I would love to verify if my thought process is correct regarding $E(X)$ and $Var(X)$:
Problem: A biased coin is toss with $P(\{H\}) = p$ and $P(\{T\}) = 1-p$. $X$ is a random variable.
If $H$ then $X \sim U(a,b)$ with expectation and variance $E(X_H)$ and $Var(X_H)$.
If $T$ then $X \sim Exp(\lambda)$ with expectation and variance $E(X_T)$ and $Var(X_T)$.
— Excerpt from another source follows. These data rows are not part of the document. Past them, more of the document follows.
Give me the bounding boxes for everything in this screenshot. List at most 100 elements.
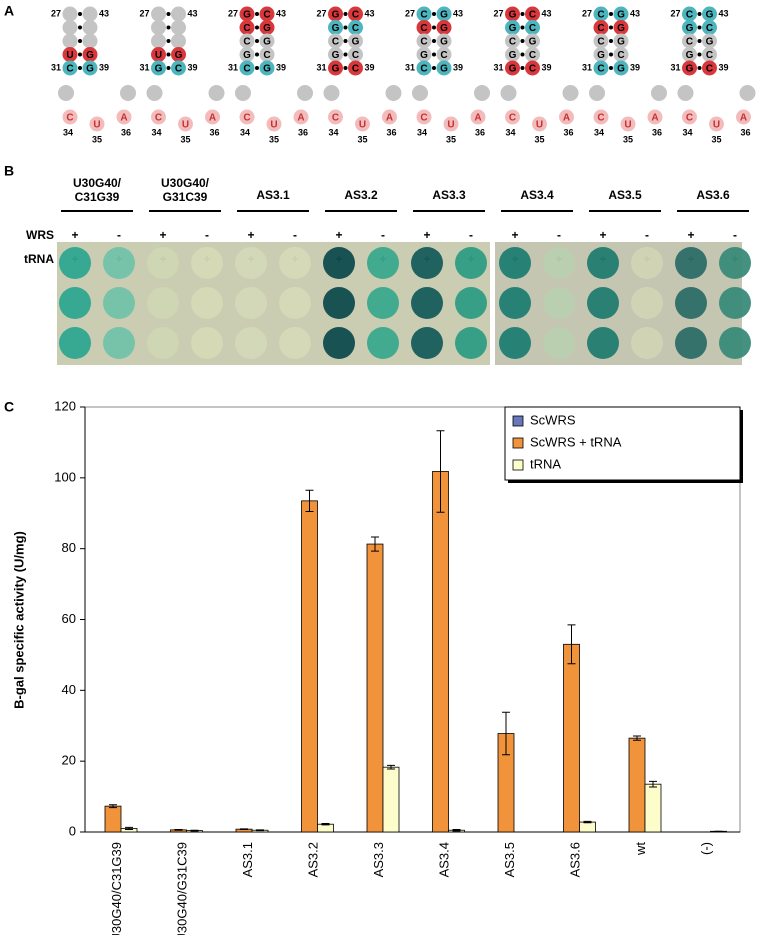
nucleotide [171, 33, 186, 49]
position-number: 31 [316, 62, 326, 72]
group-label: AS3.1 [256, 188, 290, 202]
bar [628, 737, 646, 833]
panel-label: C [4, 399, 14, 415]
nucleotide [297, 85, 313, 101]
x-tick-label: AS3.5 [502, 842, 517, 877]
colony-spot [323, 327, 355, 359]
nucleotide-letter: G [686, 64, 694, 75]
colony-spot [675, 327, 707, 359]
nucleotide [613, 20, 629, 35]
nucleotide [323, 85, 340, 101]
bond-dot [697, 25, 702, 30]
loop-nucleotide [532, 116, 547, 132]
position-number: 35 [357, 134, 367, 144]
nucleotide-letter: G [352, 37, 360, 48]
row-label: WRS [26, 228, 54, 242]
nucleotide [505, 6, 520, 22]
loop-letter: C [332, 113, 339, 124]
position-number: 36 [121, 127, 131, 137]
nucleotide [259, 47, 275, 62]
colony-spot [59, 247, 91, 279]
loop-letter: A [474, 113, 481, 124]
loop-letter: C [686, 113, 693, 124]
nucleotide [525, 20, 540, 35]
x-tick-label: U30G40/C31G39 [109, 842, 124, 935]
nucleotide-letter: C [706, 50, 713, 61]
nucleotide-letter: C [529, 23, 536, 34]
group-label: U30G40/ [161, 176, 210, 190]
nucleotide-letter: C [440, 50, 447, 61]
loop-nucleotide [620, 116, 636, 132]
nucleotide-letter: C [332, 37, 339, 48]
nucleotide [120, 85, 136, 101]
loop-letter: A [651, 113, 658, 124]
loop-nucleotide [328, 109, 343, 125]
loop-letter: C [597, 113, 604, 124]
error-bar [240, 828, 248, 831]
nucleotide [348, 6, 363, 22]
legend-label: ScWRS + tRNA [530, 434, 622, 449]
colony-spot [147, 247, 179, 279]
colony-spot [103, 327, 135, 359]
position-number: 39 [719, 62, 729, 72]
colony-spot [191, 247, 223, 279]
group-label: AS3.4 [520, 188, 554, 202]
bond-dot [166, 12, 171, 16]
nucleotide [593, 60, 609, 76]
colony-spot [323, 247, 355, 279]
bond-dot [343, 39, 348, 43]
position-number: 34 [240, 127, 250, 137]
position-number: 31 [670, 62, 680, 72]
colony-spot [279, 327, 311, 359]
loop-letter: C [420, 113, 427, 124]
x-tick-label: (-) [699, 842, 714, 855]
nucleotide-letter: C [243, 37, 250, 48]
position-number: 39 [365, 62, 375, 72]
colony-spot [191, 327, 223, 359]
loop-letter: U [359, 120, 366, 131]
nucleotide [474, 85, 490, 101]
nucleotide [151, 60, 166, 76]
loop-letter: A [297, 113, 304, 124]
nucleotide [505, 20, 520, 35]
error-bar [649, 780, 657, 788]
error-bar [256, 829, 264, 832]
nucleotide [416, 47, 432, 62]
position-number: 36 [563, 127, 573, 137]
bond-dot [255, 25, 259, 30]
nucleotide [239, 47, 255, 62]
colony-spot [675, 287, 707, 319]
nucleotide [239, 60, 255, 76]
nucleotide [146, 85, 163, 101]
loop-letter: A [209, 113, 216, 124]
group-label: AS3.3 [432, 188, 466, 202]
wrs-sign: - [117, 228, 121, 242]
position-number: 34 [682, 127, 692, 137]
nucleotide-letter: G [263, 23, 271, 34]
colony-spot [499, 247, 531, 279]
nucleotide [525, 47, 540, 62]
bond-dot [520, 25, 525, 30]
position-number: 39 [542, 62, 552, 72]
colony-spot [587, 247, 619, 279]
loop-nucleotide [647, 109, 663, 125]
colony-spot [279, 287, 311, 319]
nucleotide-letter: G [686, 23, 694, 34]
nucleotide-letter: C [352, 64, 359, 75]
position-number: 35 [92, 134, 102, 144]
bond-dot [520, 66, 525, 70]
nucleotide-letter: C [706, 23, 713, 34]
nucleotide-letter: G [617, 23, 625, 34]
bond-dot [609, 66, 613, 70]
bond-dot [166, 52, 171, 57]
bond-dot [166, 25, 171, 30]
position-number: 34 [505, 127, 515, 137]
bond-dot [166, 39, 171, 43]
wrs-sign: + [511, 228, 518, 242]
x-tick-label: AS3.3 [371, 842, 386, 877]
position-number: 39 [630, 62, 640, 72]
position-number: 36 [298, 127, 308, 137]
nucleotide-letter: C [352, 50, 359, 61]
nucleotide [62, 20, 78, 35]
The expectation and variance of X is then:
\begin{equation} \begin{aligned} E(X) =& \quad p*E(X_H) + (1-p)*E(X_T) \\ \text{and} \\ Var(X)=& \quad E(X^2) - E(X)^2 \\ =& \quad p*E(X_H)^2 + (1-p)*E(X_T)^2 - E(X)^2 \\ \end{aligned} \end{equation}
Your formulae are correct. Here is a proof.
If we note $Y$ the result of the coin draw. Heads is denoted by $Y=1$, tails $Y=0$, and let $U \sim U(a,b)$,$Z \sim \exp(\lambda)$. Thus formally :
$$X=\mathbf 1_{Y=1}U+\mathbf 1_{Y=0}Z$$
Thus :
$$E(X)=E(\mathbf 1_{Y=1}U+\mathbf 1_{Y=0}Z)$$
$\mathbf 1_{Y=1}$ and $\mathbf 1_{Y=0}$ are independent of $U$ and $Z$, the outcome of the draw will chose if you look at $U$ or $Z$ but the value of these r.v. are not impacted. Thus by linearity :
$$E(X)=E(\mathbf 1_{Y=1})E(U)+E(\mathbf 1_{Y=0})E(Z)$$
Since $E(\mathbf 1_{Y=1}) =P(Y=1)=p$, we arrive at your formula. For the variance we can extend this reasoning.